ブレッド&バターは2014年に設立された、まだ非常に若いワイナリーですが、オバマ大統領のランチミーティングで使われ、ニールセンの急成長企業に選ばれるなど米国でもすごい勢いで成長しています。

このヒットに触発されて、似たようなワインを造るところも増えてきました。

昨日、Twitterで知ったのがこのワイン。

モンダヴィよ、お前もか、という感じです。

1990年代にはこういったバタリーなシャルドネの全盛期だったわけですが、当時生まれた言葉が「Anything But Chardonnay」、略してABCです。こういったシャルドネに辟易したワインファンが「コテコテのシャルドネ以外のものを飲ませてくれ」ということで造った言葉です。

この20年間は、カリフォルニアのシャルドネは基本的にはエレガントな方向に向かっていっていっていて、近年では逆に樽のこってり効いたシャルドネの方が少ないのではないかという印象でした。

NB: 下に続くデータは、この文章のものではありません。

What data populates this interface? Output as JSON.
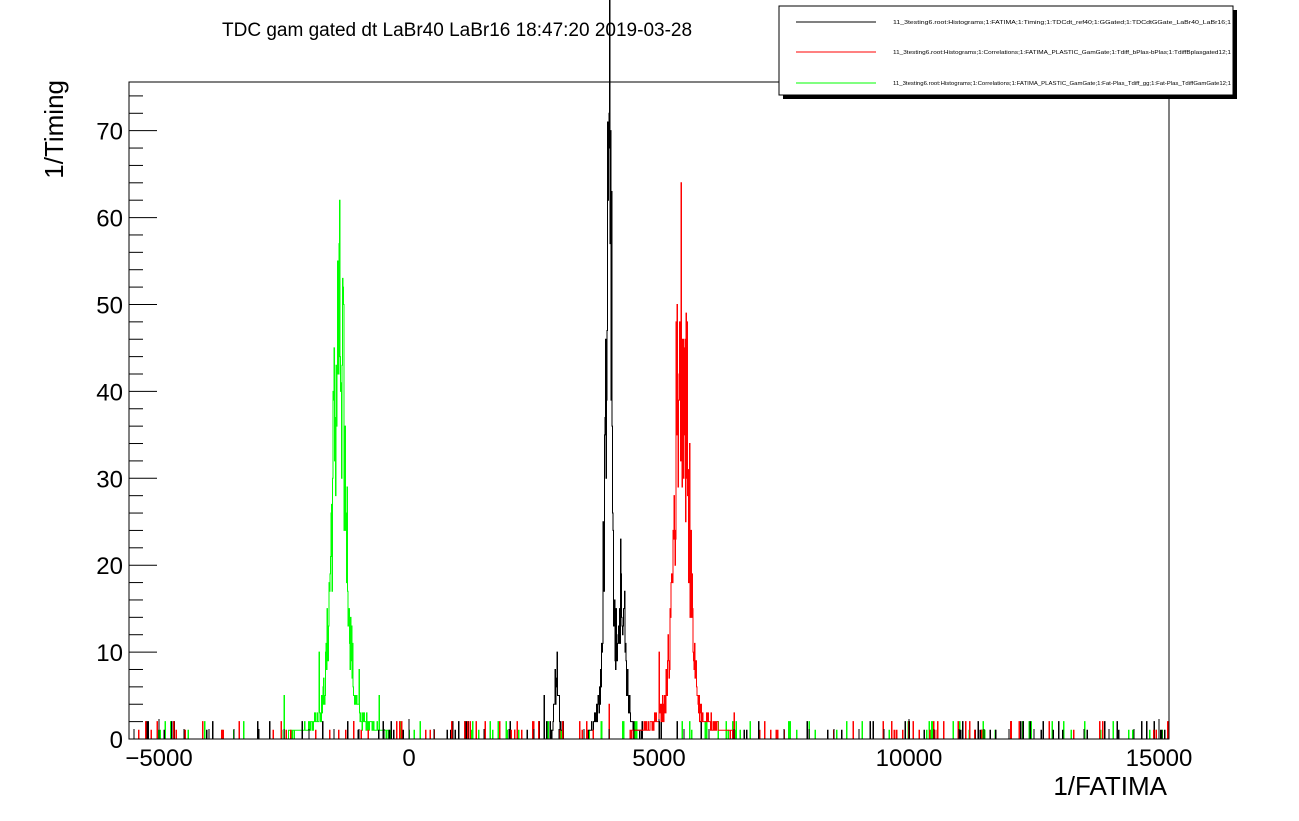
{
  "chart_data": {
    "type": "line",
    "title": "TDC gam gated dt LaBr40 LaBr16  18:47:20  2019-03-28",
    "xlabel": "1/FATIMA",
    "ylabel": "1/Timing",
    "xlim": [
      -5600,
      15200
    ],
    "ylim": [
      0,
      75.6
    ],
    "x_ticks": [
      -5000,
      0,
      5000,
      10000,
      15000
    ],
    "x_tick_labels": [
      "−5000",
      "0",
      "5000",
      "10000",
      "15000"
    ],
    "y_ticks": [
      0,
      10,
      20,
      30,
      40,
      50,
      60,
      70
    ],
    "y_tick_labels": [
      "0",
      "10",
      "20",
      "30",
      "40",
      "50",
      "60",
      "70"
    ],
    "grid": false,
    "legend_position": "top-right",
    "series": [
      {
        "name": "11_3testing6.root:Histograms;1:FATIMA;1:Timing;1:TDCdt_ref40;1:GGated;1:TDCdtGGate_LaBr40_LaBr16;1",
        "color": "#000000",
        "peaks": [
          {
            "center": 4000,
            "height": 72,
            "width": 45
          },
          {
            "center": 4250,
            "height": 14,
            "width": 80
          },
          {
            "center": 3900,
            "height": 17,
            "width": 25
          },
          {
            "center": 2950,
            "height": 7,
            "width": 40
          }
        ],
        "points": [
          [
            2700,
            5
          ],
          [
            2950,
            7
          ],
          [
            3000,
            5
          ],
          [
            3900,
            17
          ],
          [
            3980,
            62
          ],
          [
            4000,
            72
          ],
          [
            4020,
            57
          ],
          [
            4250,
            14
          ],
          [
            4400,
            5
          ],
          [
            5000,
            2
          ],
          [
            10000,
            2
          ],
          [
            14900,
            2
          ]
        ]
      },
      {
        "name": "11_3testing6.root:Histograms;1:Correlations;1:FATIMA_PLASTIC_GamGate;1:Tdiff_bPlas-bPlas;1:TdiffBplasgated12;1",
        "color": "#ff0000",
        "peaks": [
          {
            "center": 5450,
            "height": 45,
            "width": 130
          }
        ],
        "points": [
          [
            4000,
            4
          ],
          [
            5000,
            10
          ],
          [
            5300,
            28
          ],
          [
            5420,
            40
          ],
          [
            5450,
            45
          ],
          [
            5500,
            35
          ],
          [
            5600,
            18
          ],
          [
            5800,
            5
          ],
          [
            6500,
            3
          ],
          [
            7500,
            1
          ]
        ]
      },
      {
        "name": "11_3testing6.root:Histograms;1:Correlations;1:FATIMA_PLASTIC_GamGate;1:Fat-Plas_Tdiff_gg;1:Fat-Plas_TdiffGamGate12;1",
        "color": "#00ff00",
        "peaks": [
          {
            "center": -1400,
            "height": 42,
            "width": 130
          }
        ],
        "points": [
          [
            -2500,
            5
          ],
          [
            -1800,
            10
          ],
          [
            -1550,
            27
          ],
          [
            -1420,
            42
          ],
          [
            -1350,
            30
          ],
          [
            -1200,
            15
          ],
          [
            -1000,
            8
          ],
          [
            -600,
            5
          ],
          [
            0,
            1
          ]
        ]
      }
    ]
  }
}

昔のスタイルを残しているロンバウアーが、ある意味残存者利益のような形で人気を集めてはいましたが。

それがここにきてのバタリーシャルドネ人気。

誤解があるといけないのですが、バタリーなシャルドネを好む人を否定する気など全くありませんし、良くないワインだとも思っていません。ワインはあくまで嗜好品ですから、好きなものを好きな人が飲めばいいわけで。ただ、一度あれだけ否定されたものがまた人気になってくるという時代の巡りが面白いなあと思って見ています。ファッションのリバイバル人気みたいなものでしょうかね。

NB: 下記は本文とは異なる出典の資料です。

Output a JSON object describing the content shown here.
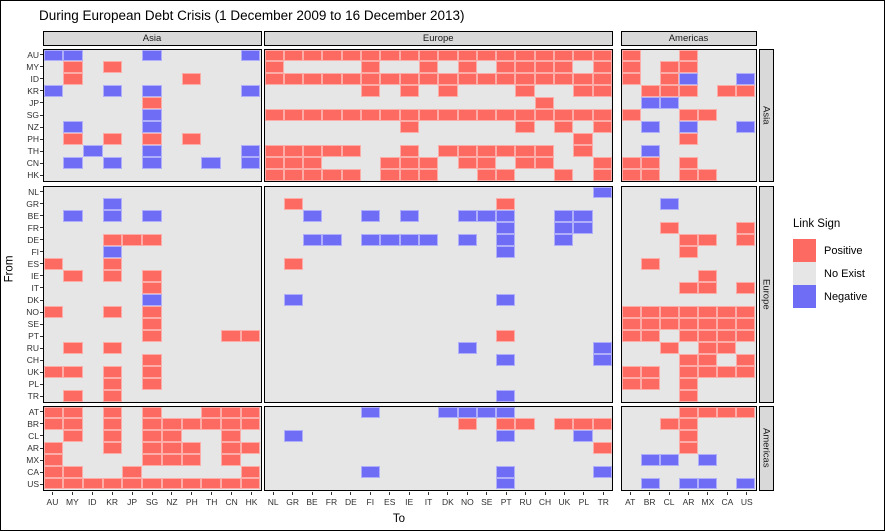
{
  "title": "During European Debt Crisis (1 December 2009 to 16 December 2013)",
  "chart_data": {
    "type": "heatmap",
    "title": "During European Debt Crisis (1 December 2009 to 16 December 2013)",
    "xlabel": "To",
    "ylabel": "From",
    "legend": {
      "title": "Link Sign",
      "position": "right",
      "entries": [
        {
          "label": "Positive",
          "color": "#FC6A62",
          "code": "P"
        },
        {
          "label": "No Exist",
          "color": "#E6E6E6",
          "code": "."
        },
        {
          "label": "Negative",
          "color": "#6F6DF5",
          "code": "N"
        }
      ]
    },
    "facet_col_groups": [
      "Asia",
      "Europe",
      "Americas"
    ],
    "facet_row_groups": [
      "Asia",
      "Europe",
      "Americas"
    ],
    "columns": {
      "Asia": [
        "AU",
        "MY",
        "ID",
        "KR",
        "JP",
        "SG",
        "NZ",
        "PH",
        "TH",
        "CN",
        "HK"
      ],
      "Europe": [
        "NL",
        "GR",
        "BE",
        "FR",
        "DE",
        "FI",
        "ES",
        "IE",
        "IT",
        "DK",
        "NO",
        "SE",
        "PT",
        "RU",
        "CH",
        "UK",
        "PL",
        "TR"
      ],
      "Americas": [
        "AT",
        "BR",
        "CL",
        "AR",
        "MX",
        "CA",
        "US"
      ]
    },
    "cell_encoding": {
      "P": "Positive",
      "N": "Negative",
      ".": "No Exist"
    },
    "rows": [
      {
        "group": "Asia",
        "code": "AU",
        "Asia": "NN...N....N",
        "Europe": "PPPPPPPPPPPPPPPPPP",
        "Americas": "P..P..."
      },
      {
        "group": "Asia",
        "code": "MY",
        "Asia": ".P.P.......",
        "Europe": "P....P..P.P.PPPP.P",
        "Americas": "P.PP..."
      },
      {
        "group": "Asia",
        "code": "ID",
        "Asia": ".P.....P...",
        "Europe": "PPPPPPPPPPPPPPPPPP",
        "Americas": "P.PN..N"
      },
      {
        "group": "Asia",
        "code": "KR",
        "Asia": "N..N.N....N",
        "Europe": ".....P.P.P...P..PP",
        "Americas": ".PPP.PP"
      },
      {
        "group": "Asia",
        "code": "JP",
        "Asia": ".....P.....",
        "Europe": "..............P...",
        "Americas": ".NN...."
      },
      {
        "group": "Asia",
        "code": "SG",
        "Asia": ".....N.....",
        "Europe": "PPPPPPPPPPPPPPPPPP",
        "Americas": "P..PP.."
      },
      {
        "group": "Asia",
        "code": "NZ",
        "Asia": ".N...N.....",
        "Europe": ".......P.....P.P.P",
        "Americas": ".N.N..N"
      },
      {
        "group": "Asia",
        "code": "PH",
        "Asia": ".P.P.P.P...",
        "Europe": "................P.",
        "Americas": "...P..."
      },
      {
        "group": "Asia",
        "code": "TH",
        "Asia": "..N..N....N",
        "Europe": "PPPPP..P.PPPPPP.P.",
        "Americas": ".N....."
      },
      {
        "group": "Asia",
        "code": "CN",
        "Asia": ".N.N.N..N.N",
        "Europe": "PPP...PPP.PP.PP..P",
        "Americas": "PP.P..."
      },
      {
        "group": "Asia",
        "code": "HK",
        "Asia": "...........",
        "Europe": "PPPPP.PPP..PP..P.P",
        "Americas": "PP.PP.."
      },
      {
        "group": "Europe",
        "code": "NL",
        "Asia": "...........",
        "Europe": ".................N",
        "Americas": "......."
      },
      {
        "group": "Europe",
        "code": "GR",
        "Asia": "...N.......",
        "Europe": ".P..........P.....",
        "Americas": "..N...."
      },
      {
        "group": "Europe",
        "code": "BE",
        "Asia": ".N.N.N.....",
        "Europe": "..N..N.N..NNN..NN.",
        "Americas": "......."
      },
      {
        "group": "Europe",
        "code": "FR",
        "Asia": "...........",
        "Europe": "............N..NN.",
        "Americas": "..P...P"
      },
      {
        "group": "Europe",
        "code": "DE",
        "Asia": "...PPP.....",
        "Europe": "..NN.NNNN.N.N..N..",
        "Americas": "...PP.P"
      },
      {
        "group": "Europe",
        "code": "FI",
        "Asia": "...N.......",
        "Europe": "............N.....",
        "Americas": "...P..."
      },
      {
        "group": "Europe",
        "code": "ES",
        "Asia": "P..P.......",
        "Europe": ".P................",
        "Americas": ".P....."
      },
      {
        "group": "Europe",
        "code": "IE",
        "Asia": ".P.P.P.....",
        "Europe": "..................",
        "Americas": "....P.."
      },
      {
        "group": "Europe",
        "code": "IT",
        "Asia": ".....P.....",
        "Europe": "..................",
        "Americas": "...PP.P"
      },
      {
        "group": "Europe",
        "code": "DK",
        "Asia": ".....N.....",
        "Europe": ".N..........N.....",
        "Americas": "......."
      },
      {
        "group": "Europe",
        "code": "NO",
        "Asia": "P..P.P.....",
        "Europe": "..................",
        "Americas": "PPPPPPP"
      },
      {
        "group": "Europe",
        "code": "SE",
        "Asia": ".....P.....",
        "Europe": "..................",
        "Americas": "PPPPPPP"
      },
      {
        "group": "Europe",
        "code": "PT",
        "Asia": ".....P...PP",
        "Europe": "............P.....",
        "Americas": "PP.PPPP"
      },
      {
        "group": "Europe",
        "code": "RU",
        "Asia": ".P.P.......",
        "Europe": "..........N......N",
        "Americas": "..P.PP."
      },
      {
        "group": "Europe",
        "code": "CH",
        "Asia": ".....P.....",
        "Europe": "............N....N",
        "Americas": "...PP.P"
      },
      {
        "group": "Europe",
        "code": "UK",
        "Asia": "PP.P.P.....",
        "Europe": "..................",
        "Americas": "PP.PPPP"
      },
      {
        "group": "Europe",
        "code": "PL",
        "Asia": "...P.P.....",
        "Europe": "..................",
        "Americas": "PP.P..."
      },
      {
        "group": "Europe",
        "code": "TR",
        "Asia": ".P.P.......",
        "Europe": "............N.....",
        "Americas": "...P..."
      },
      {
        "group": "Americas",
        "code": "AT",
        "Asia": "PP.P.P..PPP",
        "Europe": ".....N...NNNN.....",
        "Americas": "...PPPP"
      },
      {
        "group": "Americas",
        "code": "BR",
        "Asia": "PP.P.PPPPPP",
        "Europe": "..........P.PP.PPP",
        "Americas": "..PP..."
      },
      {
        "group": "Americas",
        "code": "CL",
        "Asia": ".P.P.PP..P.",
        "Europe": ".N..........N...N.",
        "Americas": "...P..."
      },
      {
        "group": "Americas",
        "code": "AR",
        "Asia": "P..P.PPP.PP",
        "Europe": ".................P",
        "Americas": "...P..."
      },
      {
        "group": "Americas",
        "code": "MX",
        "Asia": "P....PPP.P.",
        "Europe": "..................",
        "Americas": ".NN.N.."
      },
      {
        "group": "Americas",
        "code": "CA",
        "Asia": "PP..P.....P",
        "Europe": ".....N......N....N",
        "Americas": "......."
      },
      {
        "group": "Americas",
        "code": "US",
        "Asia": "PPPPPPPPPPP",
        "Europe": "............N.....",
        "Americas": ".N.NN.N"
      }
    ]
  }
}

話はちょっとずれますが、ある人がワインについて「イノベーションのジレンマ」のことを書いていましたが、嗜好品についてはイノベーションのジレンマはあまり当たらないかなあとも思っています。

イノベーションのジレンマは、「これまでの製品より品質は少し落ちるけれども便利なものがでてきたときに、従来の製品のメーカーが新しいものを品質が落ちるということで否定し、その間にそちらの品質がどんどん上がって市場を席巻してしまう」というのが基本構図です。アナログレコードからCDへの変化とか、まさにその例の一つだったわけですが、音楽を聴くツールが嗜好品にまでいたったことで、今では逆にアナログレコードの方が売れるといったことがおきています。「写ルンです」の再ヒットみたいなものもそうですね。便利さや画質で言えばスマホのカメラの方が圧倒的に上なのに、面白さで売れる。

おそらくABCの時代はカリフォルニアワインがまだまだ発展途上で、栽培的にも醸造技術的にも試行錯誤も多かった、ということも多様性よりも分野の否定につながったということがあったのではないかと思います。

バタリーなシャルドネのヒットは、カリフォルニアワインの成熟が生んだ新たな姿なのかもしれません。